After ten minutes, Kolo could no longer hold back the sound of his puffing. Thankfully, the Canadian prime minister had climbed on ahead. Surreptitiously, Kolo sat down on a small rock to regain his breath.

One of the prime minister’s entourage attempted to take a photograph. A stern military sentry impounded the camera and almost arrested the culprit. The incident allowed Kolo a few extra minutes of rest.

Just as he recommenced climbing, a wheezing and aggrieved minister of finance caught up with him.

“Hey!” the Canadian prime minister shouted from his position higher up the rock. “Glad you could join us.”

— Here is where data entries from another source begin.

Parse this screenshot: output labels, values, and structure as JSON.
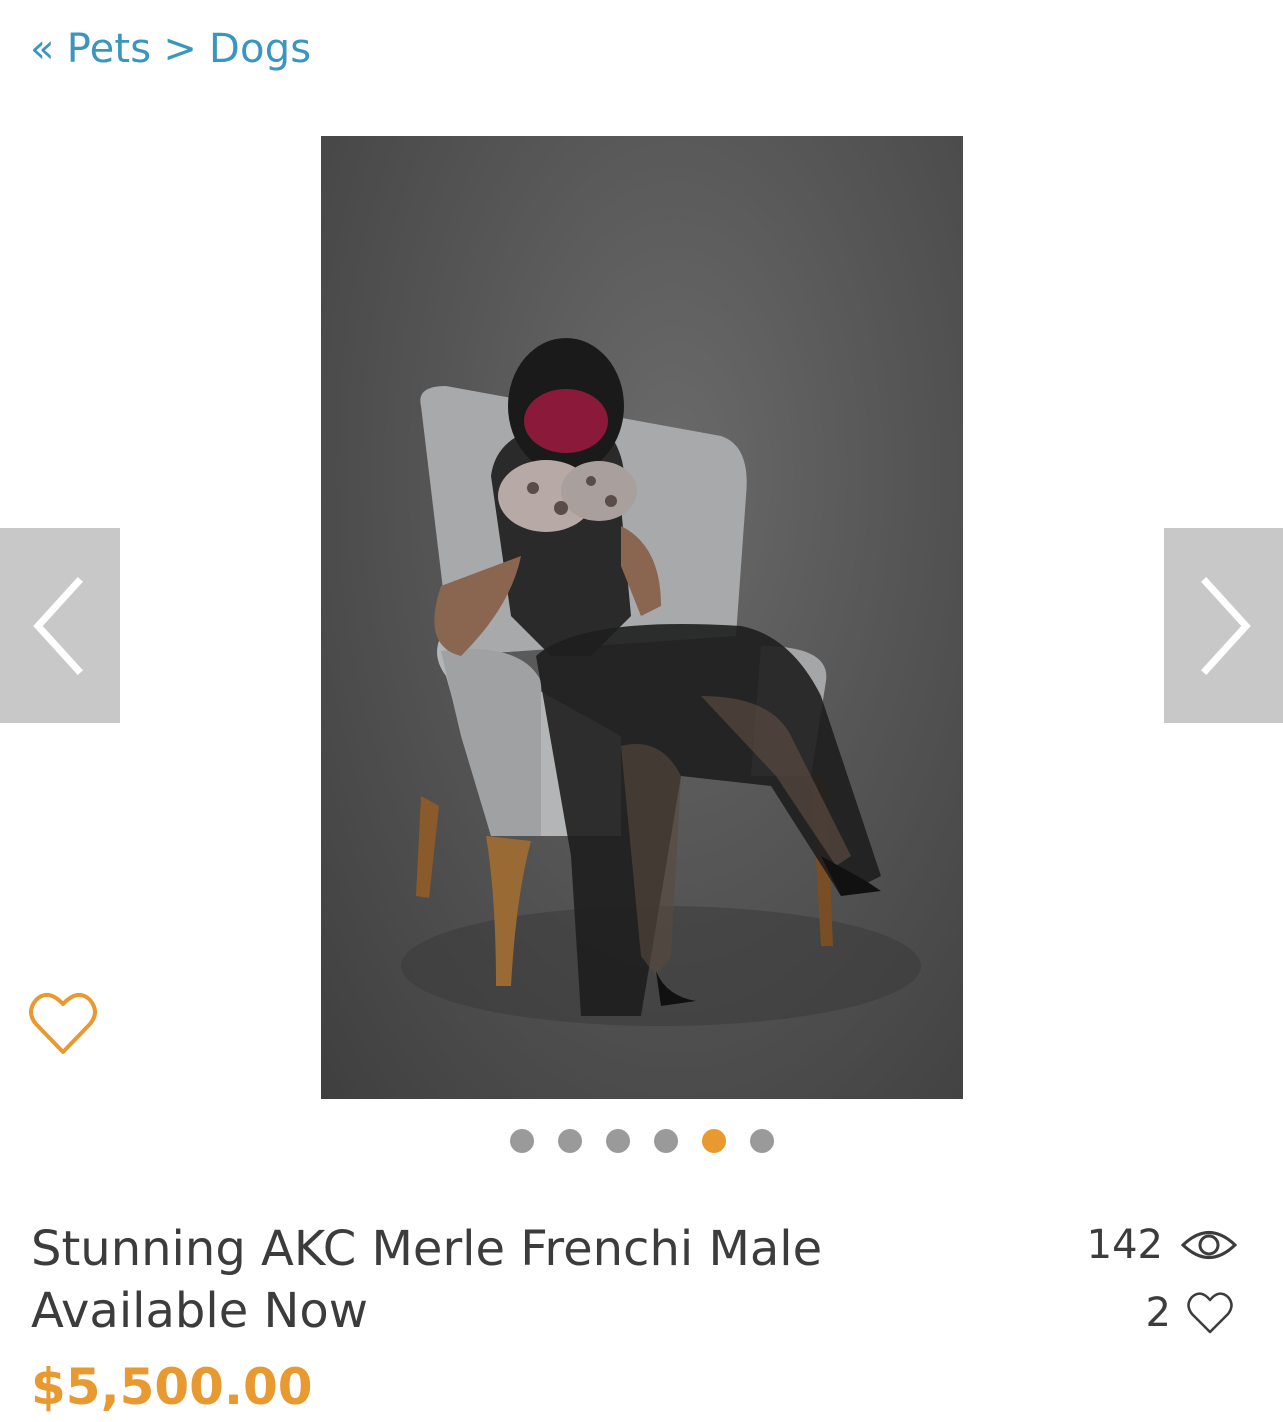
{
  "breadcrumb": {
    "back_symbol": "«",
    "parent": "Pets",
    "separator": ">",
    "current": "Dogs"
  },
  "gallery": {
    "total_images": 6,
    "active_index": 4
  },
  "listing": {
    "title": "Stunning AKC Merle Frenchi Male Available Now",
    "price": "$5,500.00",
    "views": "142",
    "likes": "2"
  },
  "icons": {
    "prev": "chevron-left-icon",
    "next": "chevron-right-icon",
    "favorite": "heart-outline-icon",
    "views": "eye-icon",
    "likes": "heart-outline-icon"
  },
  "colors": {
    "link": "#3a96bf",
    "accent": "#e8992f",
    "text": "#3c3c3c",
    "nav_bg": "#c8c8c8",
    "dot_inactive": "#9a9a9a"
  }
}
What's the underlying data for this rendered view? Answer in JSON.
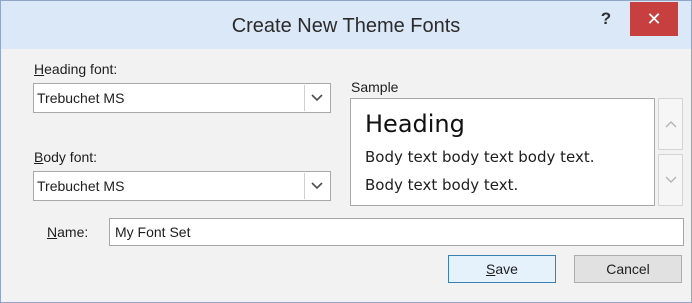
{
  "window": {
    "title": "Create New Theme Fonts",
    "help_label": "?",
    "close_label": "✕"
  },
  "heading_font": {
    "label_accel": "H",
    "label_rest": "eading font:",
    "value": "Trebuchet MS"
  },
  "body_font": {
    "label_accel": "B",
    "label_rest": "ody font:",
    "value": "Trebuchet MS"
  },
  "sample": {
    "label": "Sample",
    "heading": "Heading",
    "body_line1": "Body text body text body text.",
    "body_line2": "Body text body text."
  },
  "name": {
    "label_accel": "N",
    "label_rest": "ame:",
    "value": "My Font Set"
  },
  "buttons": {
    "save_accel": "S",
    "save_rest": "ave",
    "cancel": "Cancel"
  },
  "icons": {
    "dropdown": "chevron-down-icon",
    "scroll_up": "chevron-up-icon",
    "scroll_down": "chevron-down-icon",
    "close": "close-icon"
  },
  "colors": {
    "titlebar": "#dbe8f7",
    "close_button": "#c7403f",
    "content_bg": "#f2f2f2",
    "default_button_border": "#3c7fb1"
  }
}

The minister shot him a look of profound disdain.

“News is bad today, Excellency,” he said.

“What this time?”

“Em … Something to do with purchase of shares, insider trading, tapping of funds,” the minister rolled his eyes heavenward in disbelief that these issues should cause any untoward coverage, “and other details of the contract with TransAqua.”

“Details? Of the contract?” Kolo’s heartbeat, already pounding and erratic, doubled in speed. He searched his minister’s face to see if he could spot any mention of the renaming of the Niger River, but the minister’s emotions were still roiling with condemnation of the media.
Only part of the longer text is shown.